Chhattisgarh need not be separated from India, on the contrary, the CMM tried to popularize the concept of a Chhattisgarh free from oppression as a constituent of a Federal India free from oppression. The slogan that carried the concept to the masses was ‘A new Chhattisgarh for a new India’.
It was, however, not a mere slogan. CMM took steps to make it a reality. The important steps can be summarized:
- To relate the question of culture identity with that of looting of wealth of Chhattisgarh.
- Identifying as ‘enemies’ the powers behind the uneven development of Chhattisgarh, the oppression in the semi-feudal rural economy, the industrialization controlled by international capital for their own gain. (see “Who are the enemies of Chhattisgarh?” above)

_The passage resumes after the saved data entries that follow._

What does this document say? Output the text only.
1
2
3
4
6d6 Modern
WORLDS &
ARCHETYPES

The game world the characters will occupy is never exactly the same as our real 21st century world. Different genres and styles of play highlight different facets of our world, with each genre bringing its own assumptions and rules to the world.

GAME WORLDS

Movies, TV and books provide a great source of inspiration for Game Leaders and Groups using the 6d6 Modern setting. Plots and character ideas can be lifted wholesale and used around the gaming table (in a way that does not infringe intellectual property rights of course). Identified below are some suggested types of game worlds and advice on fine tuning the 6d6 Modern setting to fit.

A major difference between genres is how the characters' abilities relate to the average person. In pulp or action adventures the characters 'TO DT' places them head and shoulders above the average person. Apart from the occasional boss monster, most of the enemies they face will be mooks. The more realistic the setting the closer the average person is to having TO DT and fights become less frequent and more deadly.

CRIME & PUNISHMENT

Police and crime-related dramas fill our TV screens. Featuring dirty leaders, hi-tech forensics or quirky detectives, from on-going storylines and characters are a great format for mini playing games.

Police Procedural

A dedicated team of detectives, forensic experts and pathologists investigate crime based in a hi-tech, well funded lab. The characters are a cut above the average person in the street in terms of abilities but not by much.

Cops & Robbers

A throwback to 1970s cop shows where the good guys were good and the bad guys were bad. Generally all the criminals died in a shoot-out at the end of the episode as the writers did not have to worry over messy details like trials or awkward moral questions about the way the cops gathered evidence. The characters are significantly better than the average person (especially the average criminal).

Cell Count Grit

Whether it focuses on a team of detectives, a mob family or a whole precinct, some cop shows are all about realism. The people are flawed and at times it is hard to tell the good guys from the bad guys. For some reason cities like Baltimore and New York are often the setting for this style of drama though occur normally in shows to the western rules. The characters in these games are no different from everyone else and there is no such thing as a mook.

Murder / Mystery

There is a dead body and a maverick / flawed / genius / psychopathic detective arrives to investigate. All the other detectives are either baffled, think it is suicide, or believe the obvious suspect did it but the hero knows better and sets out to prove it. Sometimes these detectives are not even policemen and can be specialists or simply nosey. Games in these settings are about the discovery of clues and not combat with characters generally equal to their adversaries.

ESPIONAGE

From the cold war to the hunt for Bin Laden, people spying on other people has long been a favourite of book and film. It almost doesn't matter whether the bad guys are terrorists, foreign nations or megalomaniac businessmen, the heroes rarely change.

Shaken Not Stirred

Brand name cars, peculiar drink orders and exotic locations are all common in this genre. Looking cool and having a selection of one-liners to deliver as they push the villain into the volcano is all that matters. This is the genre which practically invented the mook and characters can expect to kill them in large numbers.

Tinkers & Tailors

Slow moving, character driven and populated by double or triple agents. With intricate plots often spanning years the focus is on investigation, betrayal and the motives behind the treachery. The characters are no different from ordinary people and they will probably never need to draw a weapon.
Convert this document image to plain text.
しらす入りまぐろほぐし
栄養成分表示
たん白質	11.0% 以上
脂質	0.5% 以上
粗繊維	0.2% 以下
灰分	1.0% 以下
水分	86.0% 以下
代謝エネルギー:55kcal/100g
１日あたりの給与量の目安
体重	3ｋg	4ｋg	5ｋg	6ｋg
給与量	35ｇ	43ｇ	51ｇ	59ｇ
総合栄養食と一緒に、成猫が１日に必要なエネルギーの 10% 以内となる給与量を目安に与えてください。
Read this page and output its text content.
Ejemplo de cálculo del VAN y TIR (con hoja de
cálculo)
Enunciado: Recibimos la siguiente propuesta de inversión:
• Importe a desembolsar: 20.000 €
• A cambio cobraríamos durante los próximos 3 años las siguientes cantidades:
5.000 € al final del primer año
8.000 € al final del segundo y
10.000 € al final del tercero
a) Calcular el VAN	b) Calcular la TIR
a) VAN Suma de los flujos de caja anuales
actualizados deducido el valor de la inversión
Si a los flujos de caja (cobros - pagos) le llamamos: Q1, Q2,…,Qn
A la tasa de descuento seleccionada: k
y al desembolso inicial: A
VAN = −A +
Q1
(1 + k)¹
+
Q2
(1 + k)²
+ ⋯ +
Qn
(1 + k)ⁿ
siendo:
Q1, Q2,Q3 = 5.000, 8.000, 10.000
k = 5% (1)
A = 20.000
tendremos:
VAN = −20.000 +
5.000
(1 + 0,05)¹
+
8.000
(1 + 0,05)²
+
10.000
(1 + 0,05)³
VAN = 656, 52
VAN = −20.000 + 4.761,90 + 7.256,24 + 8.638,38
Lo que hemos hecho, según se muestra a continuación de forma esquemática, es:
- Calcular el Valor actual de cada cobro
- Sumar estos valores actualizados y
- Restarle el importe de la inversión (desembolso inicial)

- To guide the movement under the leadership of the industrial proletariat and to involve actively all the oppressed sections of people, especially the poor peasants and the jobless.
- Defining the ‘Chhattisgarhi’ at the very outset of the movement, and establishing the unity of the Bhumiputra-s and Sharamaputra-s (the peasants of Chhattisgarhi origin, and the workers in Chhattisgarh, either local, or outsiders by birth).
- In addition to what I have told above, one new and fundamental contribution of Sankar Guha Niyogi— ‘the search of an alternative’.
CMM has searched for an alternative for education, health, culture, science-technology-environment, and all the subjects involving the people’s lives. To establish the Chhattisgarh of our dreams, a revolution is certainly needed, but a part of the dream is partially implemented to give the dream a concrete shape. The experiment has its own slogan, ‘Fight for Creation, create for Fighting’ (Songharsh ke liye nirman, nirman ke liye songharsh). The struggle is to make a new society, and creation is to inspire people to participate in the struggle. The works for creation become the training factory to make people with new value system, people who can lead the fight.
Time will tell us whether Niyogi’s experiments on nationality question were right or wrong. But it is beyond doubt that CMM in his hands brought a fresh approach and thinking on the question of liberation of nationalities.
Niyogi is dead for 5 years (at the time of writing this article; now we have passed 30 years since Niyogi’s death). Chhattisgarh Mukti Morcha is not that powerful an organization any more, but the teaching of Chhattisgarh movement will remain as invaluable wealth.
The torch bearer of new direction of the movement for liberation of nationalities and creator of CMM has been martyred in class struggle on 28 September 1991. Today on his fifth martyrdom day. Let us take an oath to create an oppression-free society.